Please eat the chickens instead.

Step by step he backed away from the chicken coop, Grandpa’s boots almost sliding off with ever step, until he reached the path back to the house.

Then he turned around and ran back to the gate as fast as he could. He jerked it open and it slammed behind him with a double bang.

Then he turned around and looked on the hill in the cow pasture. Nothing. Maybe nothing.

But.

Two dark shadows moved, next to the chicken coop, then ran across the path to one of the sheds where Grandpa kept the tractors.

Colin checked the egg. Still had it.

He ran back to the steps and almost ran up them, but these were mean steps that liked to cut up kids.

So he climbed the steps slowly.

And then, without looking behind him, he slowly opened the screen door.

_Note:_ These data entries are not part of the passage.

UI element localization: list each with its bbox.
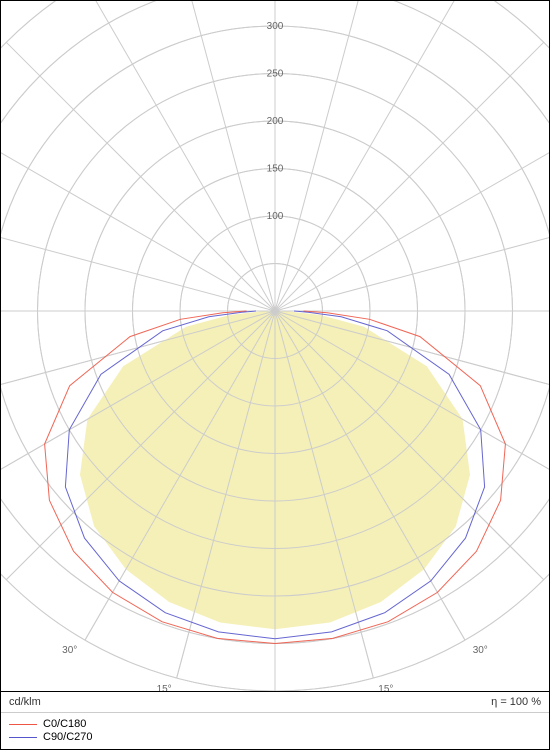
polar-plot-area: 10015020025030035015°30°45°60°75°90°105°… (1, 1, 549, 692)
legend-swatch (9, 724, 37, 725)
footer-top-row: cd/klm η = 100 % (1, 692, 549, 713)
svg-text:15°: 15° (157, 684, 172, 691)
svg-text:100: 100 (267, 211, 284, 222)
chart-footer: cd/klm η = 100 % C0/C180C90/C270 (1, 692, 549, 750)
svg-text:30°: 30° (62, 645, 77, 656)
svg-text:30°: 30° (473, 645, 488, 656)
legend-label: C90/C270 (43, 731, 93, 743)
svg-text:150: 150 (267, 164, 284, 175)
polar-svg: 10015020025030035015°30°45°60°75°90°105°… (1, 1, 549, 691)
svg-text:250: 250 (267, 69, 284, 80)
svg-text:200: 200 (267, 116, 284, 127)
polar-chart-container: 10015020025030035015°30°45°60°75°90°105°… (0, 0, 550, 750)
legend: C0/C180C90/C270 (1, 713, 549, 748)
legend-label: C0/C180 (43, 718, 86, 730)
legend-item: C90/C270 (9, 731, 541, 743)
legend-swatch (9, 737, 37, 738)
efficiency-label: η = 100 % (491, 696, 541, 708)
legend-item: C0/C180 (9, 718, 541, 730)
svg-text:15°: 15° (378, 684, 393, 691)
svg-text:300: 300 (267, 21, 284, 32)
unit-label: cd/klm (9, 696, 41, 708)
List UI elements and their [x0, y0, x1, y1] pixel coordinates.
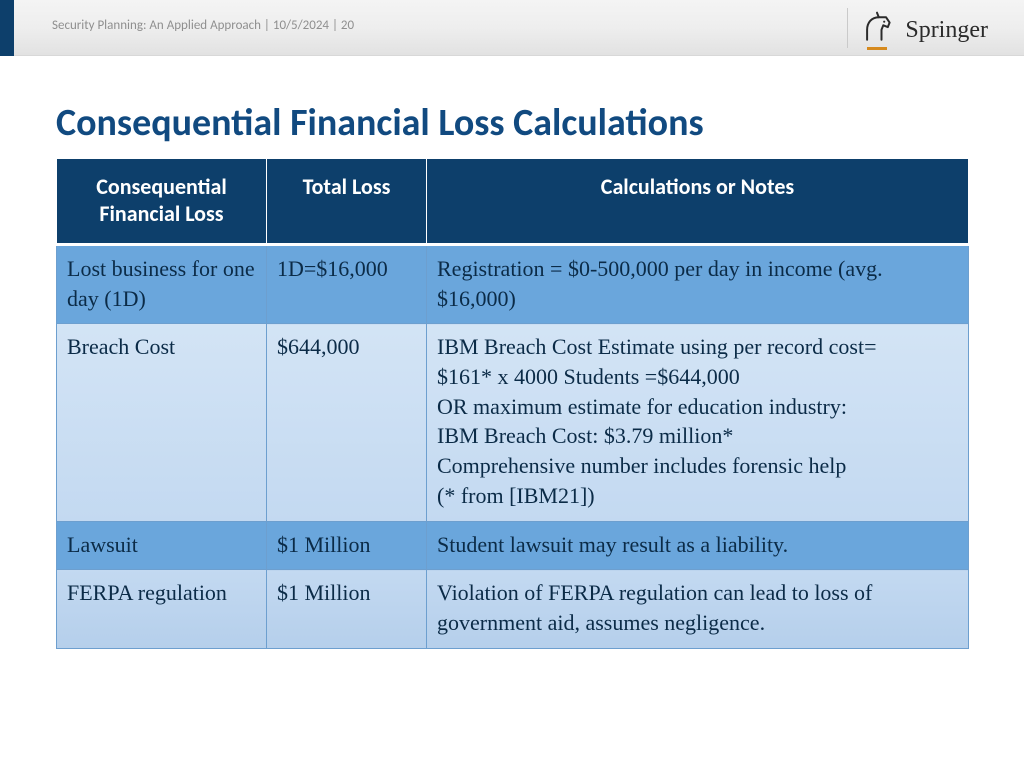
logo-underline: [867, 47, 887, 50]
cell-notes: Registration = $0-500,000 per day in inc…: [427, 245, 969, 324]
table-row: Lawsuit $1 Million Student lawsuit may r…: [57, 521, 969, 570]
cell-total: $1 Million: [267, 570, 427, 648]
publisher-divider: [847, 8, 848, 48]
cell-notes: Violation of FERPA regulation can lead t…: [427, 570, 969, 648]
cell-total: $1 Million: [267, 521, 427, 570]
cell-notes: Student lawsuit may result as a liabilit…: [427, 521, 969, 570]
header-bar: Security Planning: An Applied Approach |…: [0, 0, 1024, 56]
springer-horse-icon: [859, 10, 895, 50]
cell-loss: Lawsuit: [57, 521, 267, 570]
publisher-block: Springer: [859, 10, 988, 50]
col-header-total: Total Loss: [267, 159, 427, 245]
cell-total: 1D=$16,000: [267, 245, 427, 324]
slide-title: Consequential Financial Loss Calculation…: [56, 100, 704, 146]
table-row: FERPA regulation $1 Million Violation of…: [57, 570, 969, 648]
table-row: Breach Cost $644,000 IBM Breach Cost Est…: [57, 324, 969, 521]
col-header-loss: Consequential Financial Loss: [57, 159, 267, 245]
table-header-row: Consequential Financial Loss Total Loss …: [57, 159, 969, 245]
cell-notes: IBM Breach Cost Estimate using per recor…: [427, 324, 969, 521]
slide: Security Planning: An Applied Approach |…: [0, 0, 1024, 768]
cell-loss: Lost business for one day (1D): [57, 245, 267, 324]
cell-loss: FERPA regulation: [57, 570, 267, 648]
cell-loss: Breach Cost: [57, 324, 267, 521]
header-breadcrumb: Security Planning: An Applied Approach |…: [52, 18, 354, 33]
col-header-notes: Calculations or Notes: [427, 159, 969, 245]
cell-total: $644,000: [267, 324, 427, 521]
accent-strip: [0, 0, 14, 56]
publisher-name: Springer: [905, 17, 988, 44]
loss-table: Consequential Financial Loss Total Loss …: [56, 158, 969, 649]
table-row: Lost business for one day (1D) 1D=$16,00…: [57, 245, 969, 324]
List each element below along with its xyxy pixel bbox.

He tried to open the inside door slowly, too, but it was stuck again, and he had to hit it with his shoulder and it almost hit the wall.

But he caught it again.

He slowly let the screen door close behind him.

And then, and only then, did he let himself turn around.

Shadows moved through Grandpa’s yard.

One.

Two.

Three.

Four.

Five.

Six.

Colin bit his lip and stepped out of Grandpa’s boots so they were in exactly the same spot as before.

Then he wiped the snow off the egg onto his pajama pants and put the egg inside the toe of his own shiny black dress shoe to hide it. It wasn’t even cracked, even from being out in the snow and everything for a whole year.

He hung up his coat.

Then he shivered. He shivered all the way upstairs to the room where his cousins were still sleeping and drooling and farting and snoring. He climbed back under the corner of the blanket that his brother Douglas had left him and pulled and pulled on it until he had enough to sleep under. And he shivered some more while the coyotes howled.

First one.

And then another.

And another.

And another.

And another.

And another.

Until six different coyotes howled under the full moon the Friday before Easter and he didn’t think he was ever going to sleep again.